The cost of capital is the required rate of return that a firm must achieve in order to cover the cost of generating funds in the marketplace. It is used to evaluate new projects of a company as it is the minimum return that investors expect for providing capital to the company, thus setting a benchmark that a new project has to meet.
Meaning of Cost of Capital
Cost of capital is the rate of return that a firm must earn on its project investments to maintain its market value and attract funds.
Cost of capital is the required rate of return on its investments which belongs to equity, debt, and retained earnings. If a firm fails to earn a return at the expected rate, the market value of the shares will fall and it will result in the reduction of the overall wealth of the shareholders.

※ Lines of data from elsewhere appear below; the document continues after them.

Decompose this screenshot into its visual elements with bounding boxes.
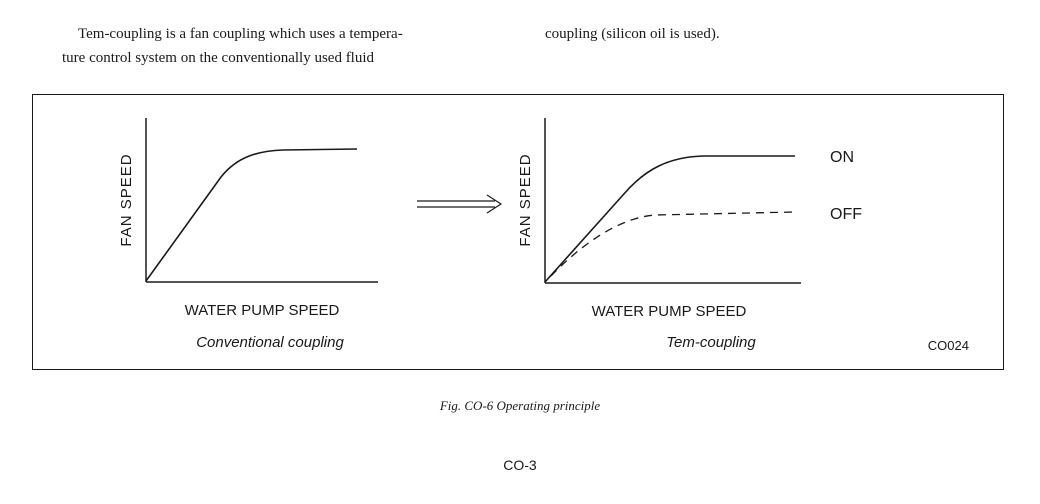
operating-principle-diagram: FAN SPEED WATER PUMP SPEED Conventional … xyxy=(118,118,969,353)
off-label: OFF xyxy=(830,206,862,223)
figure-code: CO024 xyxy=(928,338,969,353)
paragraph-right-column: coupling (silicon oil is used). xyxy=(545,22,975,46)
left-x-label: WATER PUMP SPEED xyxy=(185,302,340,319)
transition-arrow xyxy=(417,194,503,214)
figure-caption: Fig. CO-6 Operating principle xyxy=(439,398,601,413)
left-chart-caption: Conventional coupling xyxy=(196,334,344,351)
off-curve xyxy=(550,211,796,277)
page-number: CO-3 xyxy=(503,457,537,473)
right-chart-caption: Tem-coupling xyxy=(666,334,756,351)
paragraph-line: ture control system on the conventionall… xyxy=(62,50,375,66)
paragraph-line: coupling (silicon oil is used). xyxy=(545,26,720,42)
left-fan-speed-curve xyxy=(145,148,358,282)
right-y-label: FAN SPEED xyxy=(517,153,534,246)
paragraph-line: Tem-coupling is a fan coupling which use… xyxy=(78,26,403,42)
paragraph-left-column: Tem-coupling is a fan coupling which use… xyxy=(62,22,492,70)
on-curve xyxy=(544,155,795,283)
left-y-label: FAN SPEED xyxy=(118,153,135,246)
on-label: ON xyxy=(830,149,854,166)
right-x-label: WATER PUMP SPEED xyxy=(592,303,747,320)
figure-frame: FAN SPEED WATER PUMP SPEED Conventional … xyxy=(32,94,1004,370)
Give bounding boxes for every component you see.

Assumption of Cost of Capital
The cost of capital is based on certain assumptions that are closely associated while calculating and measuring the cost of capital. It is to be considered that there are three basic concepts:
A. It is not a cost as such. It is merely a hurdle rate.
B. It is the minimum rate of return.
C. It consists of three important risks such as zero risk level, business risk, and financial risk. The cost of capital can be measured with the help of the following equation.
K = rj + b + f.
K = Cost of capital.
rj = The riskless cost of the particular type of finance, b = The business risk premium.
f = The financial risk premium.
Importance of Cost of Capital
Computation of cost of capital is a very important part of the financial management to decide the capital structure of the business concern.
1. Importance to Capital Budgeting Decision: Capital budgeting decision largely depends on the cost of capital of each source. According to the net present value method, the present value of cash inflow must be more than the present value of cash outflow. Hence, the cost of capital is used to make capital budgeting decisions.
2. Importance to Capital Structure Decision: Capital structure is the mix or proportion of the different kinds of long term securities. A firm uses a particular type of source if the cost of capital is suitable. Hence, the cost of capital helps to take decisions regarding structure.
3. Importance to Evolution of Financial Performance: Cost of capital is one of the important factors in determining claim which affects the capital budgeting, capital structure, and value of the firm. Hence, it helps to evaluate the financial performance of the firm.
4. Importance to Other Financial Decisions: Apart from the above points, cost of capital is also used in some other areas such as the market value of a share, earning capacity of securities, etc. hence; it plays a major part in financial management.